# General overview on Recommendation systems for movies

There are basically three types of recommender systems:

* **Demographic Filtering**: offer generalized recommendations to every user, based on movie popularity and/or genre. The System recommends the same movies to users with similar demographic features. Since each user is different , this approach is considered to be too simple. The basic idea behind this system is that movies that are more popular and critically acclaimed will have a higher probability of being liked by the average audience.

* **Content Based Filtering**: suggest similar items based on a particular item. This system uses item metadata, such as genre, director, description, actors, etc. for movies, to make these recommendations. The general idea behind these recommender systems is that if a person liked a particular item, he or she will also like an item that is similar to it.

* **Collaborative Filtering**: this system matches persons with similar interests and provides recommendations based on this matching. Collaborative filters do not require item metadata like its content-based counterparts.

# Analyzing different model proposals

**Demographic Filtering** will create a general recommender that doesn't fit our final product. Although we could add some bias in favour of those movies which are most popular, this is not the type of recommender that we aim to build. A combination of both **Content Based Filtering** and **Collaborative Filtering** (more so the latter), seem to be the correct approach to the recommendation problem. 

The nature of our data, which consist of mainly users ratings, suggests that the use of the latter is appropiate for the baseline model. In this way, the use of **similarity measures** and **matrix factorization (SVD)** comes to mind immediately.

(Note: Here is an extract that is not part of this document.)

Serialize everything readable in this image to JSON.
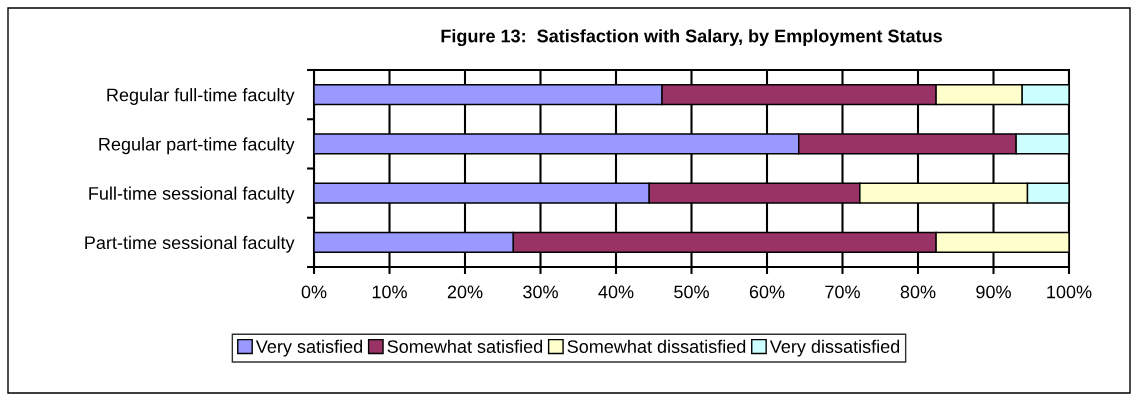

However, matrix factorization has some limitations. If we consider our input $x$ as an initial user query, it will be difficult to use side features and, as a result, the model can only be queried with an user or item present in the training set. There's also the relevance of the recommendations that we just talked about. Popular items tend to be recommended for everyone, especially when using dot product as a similarity measure. It is better to capture **specific user interests**.

**Deep neural network (DNN)** models can address these limitations of matrix factorization. DNNs can easily incorporate query features and item features (due to the flexibility of the input layer of the network), which can help capture the specific interests of a user and improve the relevance of recommendations. The input to a DNN can include:

* **Dense features**: Watch time (which we don't really have access to), ratings...

* **Sparse features**: For example, watch history and country.

In summary, we have the following:

* **Matrix Factorization** is usually the better choice for large corpora. It is easier to scale for an input matrix which is sparse as ours, cheaper to query, and less prone to the "folding" phenomena.

* **DNN models** can better capture personalized preferences, but are harder to train and more expensive to query. DNN models are preferable to matrix factorization for scoring because DNN models can use more features to better capture relevance. Also, it is usually acceptable for DNN models to "fold", since you mostly care about ranking a pre-filtered set of candidates assumed to be relevant.

In this notebook, we will explore the DNN alternative for the movies recommendation and, as our dataset is refined, carry out a meaningful implementation of the model of our choice.

# Model architecture

One possible DNN model is **softmax**, which treats the problem as a multiclass prediction problem in which:

 * The input is the user query.
 
 * The output is a probability vector with size equal to the number of items in the corpus, representing the probability to interact with each item; for example, the probability to watch one movie/director/actor or another.


The model architecture determines the complexity and expressivity of the model. By adding hidden layers and non-linear activation functions (for example, **ReLU**), the model can capture more complex relationships in the data. However, increasing the number of parameters also typically makes the model harder to train and more expensive to serve. We will denote the output of the last hidden layer by $\psi(x)\in\mathbb{R}^d$.

The model maps the output of the last layer, $\psi(x)$, through a softmax layer to a probability distribution $\hat{p}=h(\psi(x)V^T)$ where $h$ is the know softmax function and $V$ is the matrix of weights of the softmax layer. The softmax layer maps a vector of scores $y\in\mathbb{R}^n$ (sometimes called the logits) to a probability distribution.

Basically, the loss function must compare the following:

* $\hat p$, the output of the softmax layer (a probability distribution).

* $p$, the ground truth, representing the items the user has interacted with.

For example, you can use the **cross-entropy loss** since you are basically comparing two probability distributions.


# Softmax training

The softmax training data consists of the query features, $x$, and a vector of items the user interacted with, $p$ (represented as a probability distribution). The variables of the model are the weights in the different layers (depth is up to us to choose). The model is typically trained using any variant of the **stochastic gradient descent**.

Computing the gradient of the loss (for a single query $x$) can be prohibitively expensive if the corpus size $n$ is too big. You could set up a system to compute gradients only on the positive items (items that are active in the ground truth vector). However, if the system only trains on positive pairs, the model may suffer from folding.

Instead of using all items to compute the gradient (which can be too expensive) or using only positive items (which makes the model prone to folding), you can use **negative sampling**. More precisely, you compute an approximate gradient, using the following items:

* All positive items (the ones that appear in the target label).

* A sample of negative items ($j\in\{1,...,n\}$). We can do it uniformly or adding weights as we previously suggested to the items with higher scores.